I recall two occasions when Sue and I were commissioned for leadership tasks. The first happened in 1963 in Pettisville, Ohio, just before we went to Japan as missionaries. Even before we were married at the ripe, old age of 21, we felt the call of God to become missionaries, but we had no idea where. Eventually, it became clear that Japan was the place God was calling us. You might say we were two hayseeds from Iowa. We were young. And we knew not one word of Japanese, but we knew that God had called us.
That commissioning took place in a huge tent with hundreds of people attending. Those of us who were leaving for missionary assignments sat on the platform. Around us were probably 50 other missionaries going to places around the world: Japan, Israel, India, Africa and Europe. We had accepted God’s call. We knew it in our hearts and we declared it publicly before all those people. And the reality of that call sustained us through good times and bad over the next 19 years.
The other commissioning service took place right here on this platform in 1985 when Sue and I were licensed and installed as pastors of this congregation. That day, in front of 29 other people, we responded to the call of God through this congregation to serve as co-pastors.

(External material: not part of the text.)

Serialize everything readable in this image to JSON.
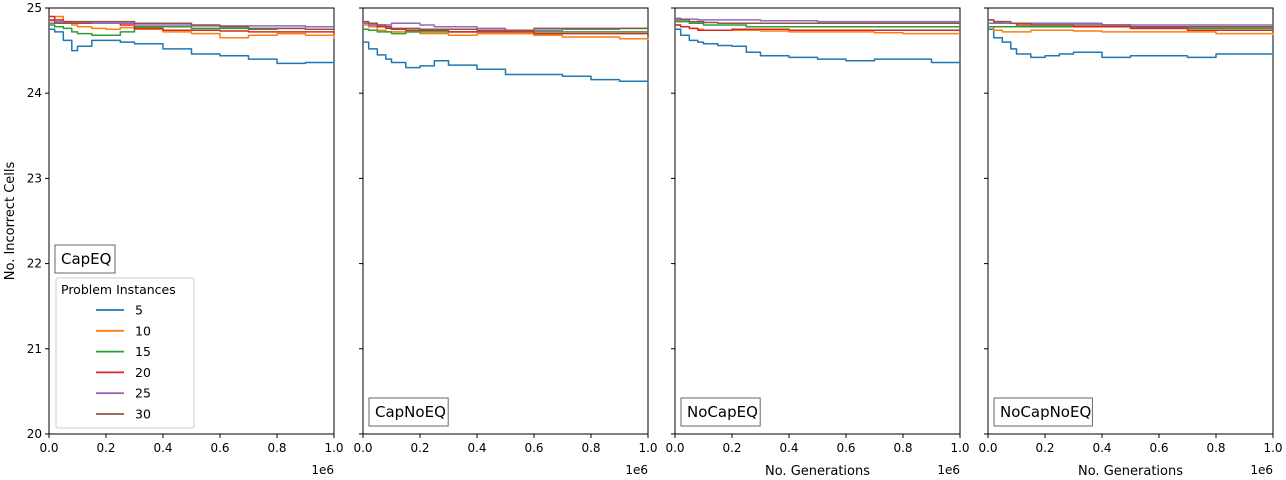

This call came in an unusual way. Sue was studying in seminary at Findlay; I was teaching at Bluffton College. One day, the dean of the seminary asked Sue if she was interested in becoming a pastor. “Well, yes, but not right away.” She had just begun her course of study. The dean had learned from the district executive that a church in Lima needed a pastor. She came home with the request and we decided to find out more. And the rest, as they say, is history.
To us, Lima seemed as much a mission field as Japan was. There were hundreds of people in the neighborhood around this church who needed the gospel. It was kind of a scary time and a totally new experience. Even though we had been active members of the church all of our lives and had served in many different ways, we had never been in pastoral leadership. But we knew that God had called us through the voice of this congregation. And today we are beginning our 23rd year.

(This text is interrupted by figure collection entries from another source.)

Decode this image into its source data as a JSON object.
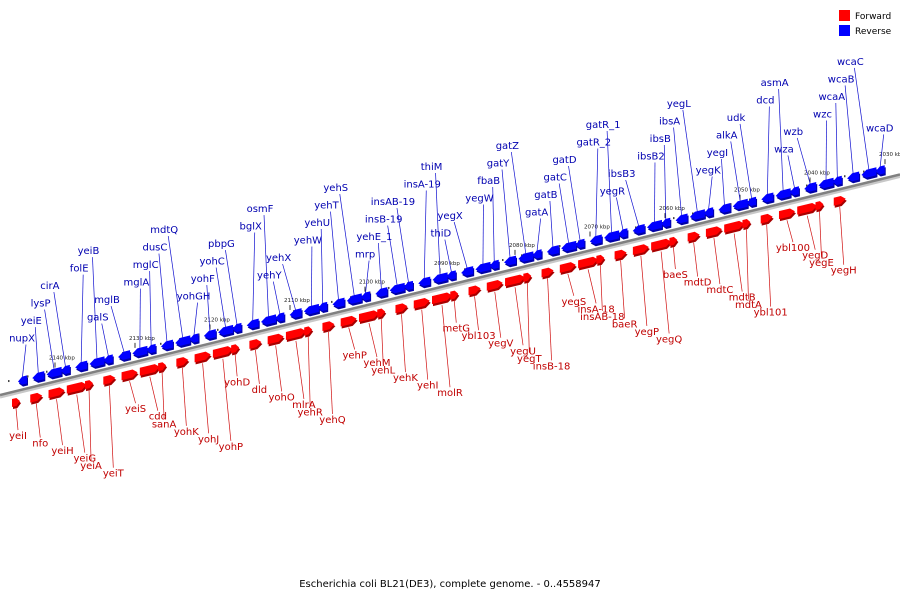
{
  "caption": "Escherichia coli BL21(DE3), complete genome. - 0..4558947",
  "legend": [
    {
      "label": "Forward",
      "color": "#ff0000"
    },
    {
      "label": "Reverse",
      "color": "#0000ff"
    }
  ],
  "colors": {
    "forward_text": "#c00000",
    "reverse_text": "#0000b0",
    "axis": "#808080"
  },
  "ticks": [
    "2140 kbp",
    "2130 kbp",
    "2120 kbp",
    "2110 kbp",
    "2100 kbp",
    "2090 kbp",
    "2080 kbp",
    "2070 kbp",
    "2060 kbp",
    "2050 kbp",
    "2040 kbp",
    "2030 kbp"
  ],
  "reverse_genes": [
    "nupX",
    "yeiE",
    "lysP",
    "cirA",
    "folE",
    "yeiB",
    "galS",
    "mglB",
    "mglA",
    "mglC",
    "dusC",
    "mdtQ",
    "yohGH",
    "yohF",
    "yohC",
    "pbpG",
    "bglX",
    "osmF",
    "yehY",
    "yehX",
    "yehW",
    "yehU",
    "yehT",
    "yehS",
    "mrp",
    "yehE_1",
    "insB-19",
    "insAB-19",
    "insA-19",
    "thiM",
    "thiD",
    "yegX",
    "yegW",
    "fbaB",
    "gatY",
    "gatZ",
    "gatA",
    "gatB",
    "gatC",
    "gatD",
    "gatR_2",
    "gatR_1",
    "yegR",
    "ibsB3",
    "ibsB2",
    "ibsB",
    "ibsA",
    "yegL",
    "yegK",
    "yegI",
    "alkA",
    "udk",
    "dcd",
    "asmA",
    "wza",
    "wzb",
    "wzc",
    "wcaA",
    "wcaB",
    "wcaC",
    "wcaD"
  ],
  "forward_genes": [
    "yeiI",
    "nfo",
    "yeiH",
    "yeiG",
    "yeiA",
    "yeiT",
    "yeiS",
    "cdd",
    "sanA",
    "yohK",
    "yohJ",
    "yohP",
    "yohD",
    "dld",
    "yohO",
    "mlrA",
    "yehR",
    "yehQ",
    "yehP",
    "yehM",
    "yehL",
    "yehK",
    "yehI",
    "molR",
    "metG",
    "ybl103",
    "yegV",
    "yegU",
    "yegT",
    "insB-18",
    "yegS",
    "insA-18",
    "insAB-18",
    "baeR",
    "yegP",
    "yegQ",
    "baeS",
    "mdtD",
    "mdtC",
    "mdtB",
    "mdtA",
    "ybl101",
    "ybl100",
    "yegD",
    "yegE",
    "yegH"
  ]
}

In I Timothy we learn that Timothy was a young man commissioned to a difficult task. Timothy had served as one of Paul’s assistants in leading churches. Timothy grew up in a religious home and was led to faith by Paul himself. That is why Paul calls him “my child in the fait.,” (1:2)
We read in 1:3 that Paul encouraged Timothy to stay in Ephesus, a city that was not an easy place to work. It was a city in which sexual immorality was rampant and in which a new church would face all kinds of obstacles. So Paul wrote to Timothy to encourage him. Timothy was young. He may have had a physical problem. And he experienced discouragement. So Paul wrote this letter to him as he waged a battle for truth in this city and tried to lead this congregation
I don’t know if Timothy hung mottoes on his wall, but Paul’s words would have made a good one. “Fight the good fight,” he says in v. 18 and again in 6:12. The word behind this expression means campaign. The struggle he speaks of is bigger than a battle; it is a campaign. The campaign Paul speaks of lasts a life time and it is worthwhile in every respect. Paul calls it the good fight. It accomplishes God’s purposes. The rewards are eternal. These words are a worthy motto, not just for Timothy, but for leaders in the church, and for all of us on this first Sunday of the year.

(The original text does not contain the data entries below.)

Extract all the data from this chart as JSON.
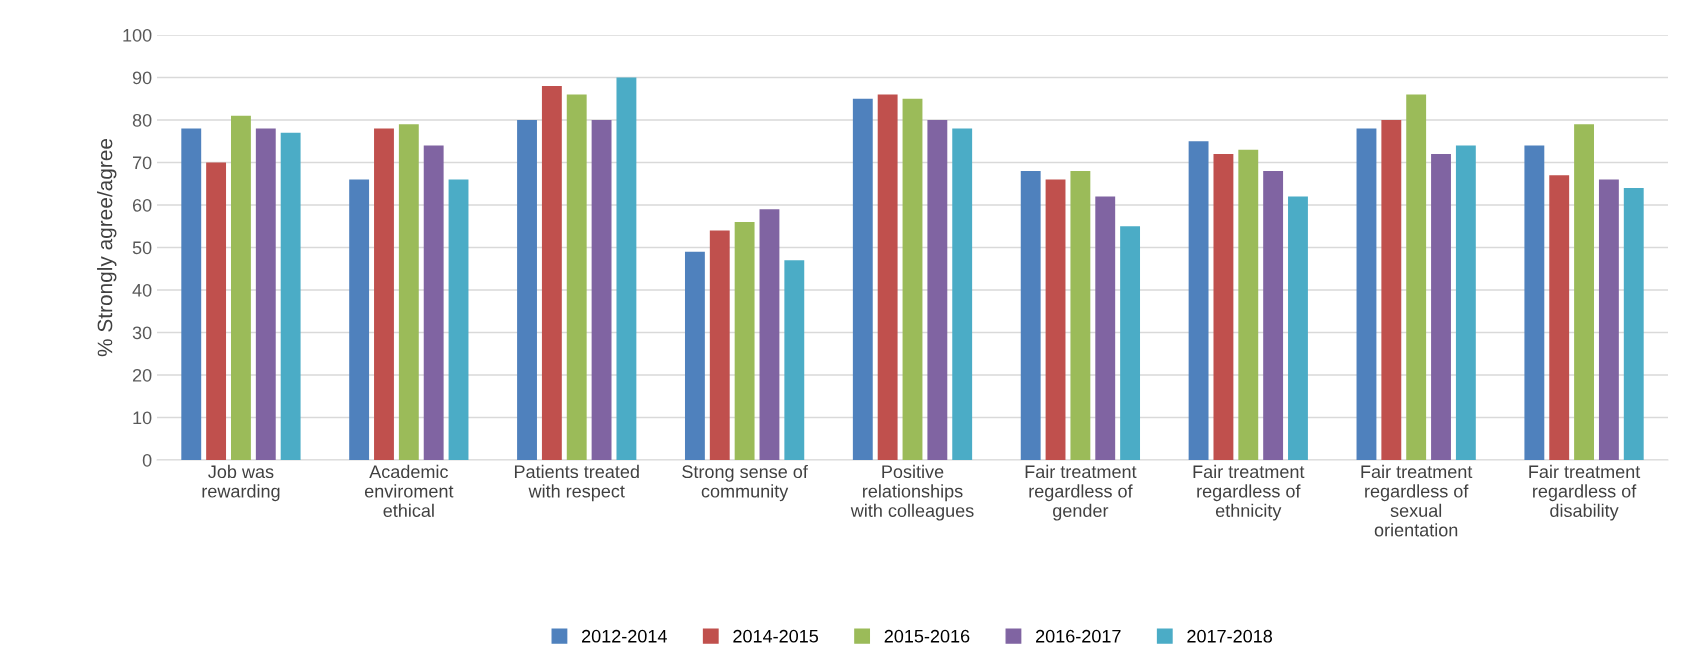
{
  "chart_data": {
    "type": "bar",
    "ylabel": "% Strongly agree/agree",
    "categories": [
      "Job was\nrewarding",
      "Academic\nenviroment\nethical",
      "Patients treated\nwith respect",
      "Strong sense of\ncommunity",
      "Positive\nrelationships\nwith colleagues",
      "Fair treatment\nregardless of\ngender",
      "Fair treatment\nregardless of\nethnicity",
      "Fair treatment\nregardless of\nsexual\norientation",
      "Fair treatment\nregardless of\ndisability"
    ],
    "series": [
      {
        "name": "2012-2014",
        "color": "#4f81bd",
        "values": [
          78,
          66,
          80,
          49,
          85,
          68,
          75,
          78,
          74
        ]
      },
      {
        "name": "2014-2015",
        "color": "#c0504d",
        "values": [
          70,
          78,
          88,
          54,
          86,
          66,
          72,
          80,
          67
        ]
      },
      {
        "name": "2015-2016",
        "color": "#9bbb59",
        "values": [
          81,
          79,
          86,
          56,
          85,
          68,
          73,
          86,
          79
        ]
      },
      {
        "name": "2016-2017",
        "color": "#8064a2",
        "values": [
          78,
          74,
          80,
          59,
          80,
          62,
          68,
          72,
          66
        ]
      },
      {
        "name": "2017-2018",
        "color": "#4bacc6",
        "values": [
          77,
          66,
          90,
          47,
          78,
          55,
          62,
          74,
          64
        ]
      }
    ],
    "ylim": [
      0,
      100
    ],
    "yticks": [
      0,
      10,
      20,
      30,
      40,
      50,
      60,
      70,
      80,
      90,
      100
    ],
    "grid": "y",
    "legend": "bottom"
  }
}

Paul identifies three requirements for fighting the good fight,
1. A sense of call. It is not clear what kind of commissioning Timothy received, but most scholars think that verse 18 refers to an appointment by members of the congregation who had the gift of prophecy. It is possible that these members understood that they needed to respond to the situation in their congregation and concluded that Timothy would be the one to lead them through it. And they followed the pattern we find in other churches in Acts; according to II Tim. 1:6 Paul, and possibly others, laid hands on him to commission him for the task.